“(Osmanlıların) Sanayi Devrimi’ni yapmasına imkân yoktu. Çünkü Osmanlıların insana, ekonomiye, topluma, dünyaya bakışları kapitalistler gibi değildi. Batılıların kapitalizminde insanların ihtiyacı değil, ancak ekonominin ihtiyacı önemlidir. Birinci derecede herkes ekonominin emrinde çalışır.
Osmanlıların (hedefi) ise, insanlara yaşanabilir bir dünya sağlamaktı. Bu çok basit gibi görünüyor, aslında çok zordu. Bir kere verimlilik çok düşüktü. Osmanlı’nın hâkim olduğu dünya çok verimli toprakların bulunduğu bir alan değildi. Ancak kıt-kanaat yaşayabilirlerdi insanlar. O kıt-kanaat yaşamayı herkese yaymaya çalıştı Osmanlılar. Onun için birikim yapıp da, büyük sermaye biriktirip de ekonomiyi dönüştürme imkânları olamazdı. Avrupa’da da bu hiç kolay olmadı. Yani, kapitalizm -diyelim ki- 15. yüzyıldan itibaren benimsendi, gelişti. Ve ne yaptılar? Amerika’yı keşfettiler bir kere. Amerika’yı Batı’nın kolonisi olarak değerlendirdiler. Muazzam bir servet akışı oldu. Sonra, Asya’ya gittiler. Asya’nın iç ticaretine girdiler. Kapitalizmin zenginleşmesi 300 sene sürdü. Ondan sonra Sanayi Devrimi ancak olabildi. Yani, o kadar birikimden sonra… O birikimin muadili de geniş kitlelerin çok büyük ıstırap ve sefalet çekmeleriyle ancak mümkün oldu.

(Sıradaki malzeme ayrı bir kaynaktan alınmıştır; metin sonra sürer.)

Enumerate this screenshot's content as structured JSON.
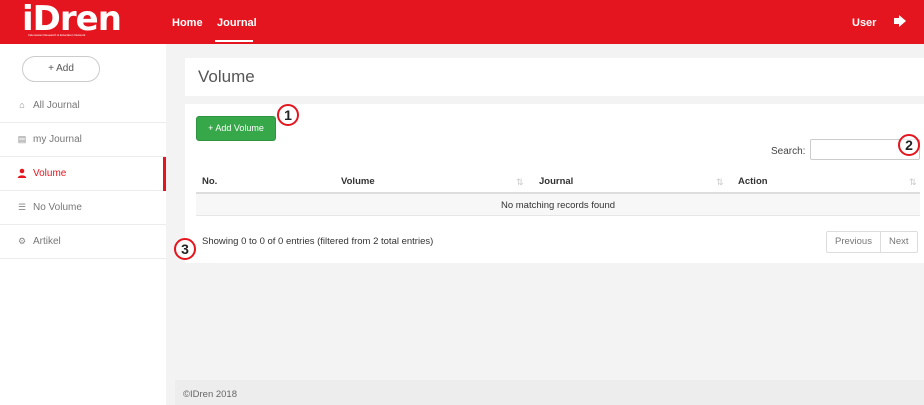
{
  "brand": {
    "logo_text": "iDren",
    "logo_tagline": "Indonesian Research & Education Network",
    "primary_color": "#e5151f",
    "success_color": "#37a84a"
  },
  "topnav": {
    "items": [
      {
        "label": "Home"
      },
      {
        "label": "Journal"
      }
    ],
    "active_item": "Journal",
    "user_label": "User",
    "logout_icon": "sign-out-icon"
  },
  "sidebar": {
    "add_button_label": "+ Add",
    "items": [
      {
        "label": "All Journal",
        "icon": "home-icon"
      },
      {
        "label": "my Journal",
        "icon": "book-icon"
      },
      {
        "label": "Volume",
        "icon": "user-icon"
      },
      {
        "label": "No Volume",
        "icon": "list-icon"
      },
      {
        "label": "Artikel",
        "icon": "gear-icon"
      }
    ],
    "active_item": "Volume"
  },
  "main": {
    "page_title": "Volume",
    "add_volume_label": "+ Add Volume",
    "search_label": "Search:",
    "search_value": "",
    "table": {
      "columns": [
        "No.",
        "Volume",
        "Journal",
        "Action"
      ],
      "rows": [],
      "empty_message": "No matching records found"
    },
    "info_text": "Showing 0 to 0 of 0 entries (filtered from 2 total entries)",
    "pagination": {
      "previous_label": "Previous",
      "next_label": "Next"
    }
  },
  "footer": {
    "text": "©IDren 2018"
  },
  "callouts": [
    "1",
    "2",
    "3"
  ]
}
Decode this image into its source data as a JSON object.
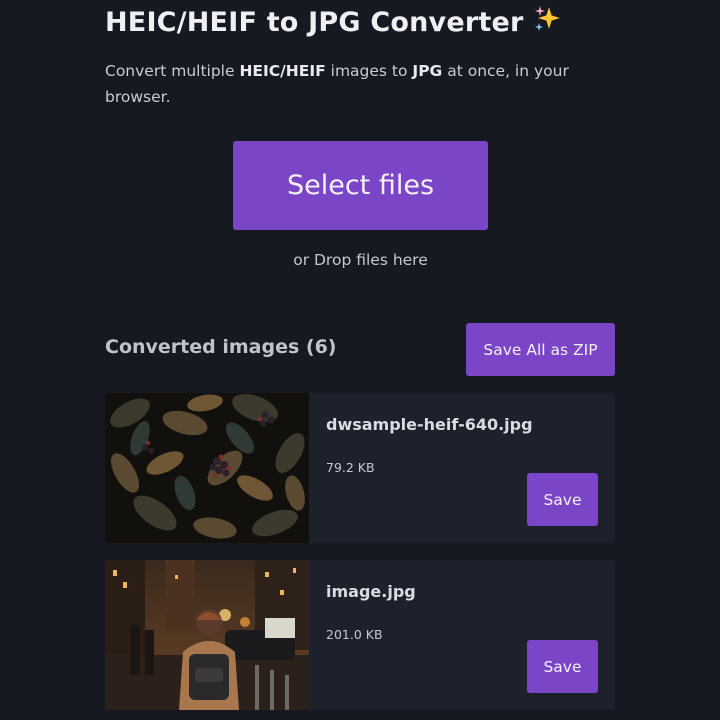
{
  "header": {
    "title": "HEIC/HEIF to JPG Converter",
    "title_icon": "sparkles-icon",
    "subtitle": {
      "prefix": "Convert multiple ",
      "format_from": "HEIC/HEIF",
      "middle": " images to ",
      "format_to": "JPG",
      "suffix": " at once, in your browser."
    }
  },
  "upload": {
    "select_label": "Select files",
    "drop_hint": "or Drop files here"
  },
  "converted": {
    "heading": "Converted images (6)",
    "save_all_label": "Save All as ZIP",
    "items": [
      {
        "filename": "dwsample-heif-640.jpg",
        "size": "79.2 KB",
        "save_label": "Save",
        "thumbnail": "leaves-and-berries-photo"
      },
      {
        "filename": "image.jpg",
        "size": "201.0 KB",
        "save_label": "Save",
        "thumbnail": "city-street-night-photo"
      }
    ]
  },
  "colors": {
    "background": "#161922",
    "card": "#1d212b",
    "accent": "#7a45c6"
  }
}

Osmanlı İmparatorluğu’nun merkezi İstanbul’u, İzmir, Ankara gibi diğer şehirleri ziyaret eden Batılıların, -bunların hepsi Osmanlı dostu değil, hatta hiçbiri değildi- pek çoğunun dikkat ettiği şey, sokaklarda dilenci olmamasıydı. İzmir’e geliyorlar yok. İstanbul’da yok. Edirne’de yok… Çok hayret ediyorlar. Özellikle Londra ve Paris’ten gelenler… Çünkü Londra ve Paris 400-500 bin civarında nüfusa sahipti ve bu şehirlerde her 10 kişiden biri dilenciydi. Yani Londra’da 50 bin, Paris’te 50 bin dilenci sokaklarda dolaşıyordu. Ona alışmış olduklarından, Osmanlı şehirlerinde dilenci görmeyince çok şaşırdılar ve araştırdıklarında yoksulların ihtiyaçları karşılandığı için dinlenmeye gerek duymadıklarını gördüler. Osmanlılar bunu başardı.”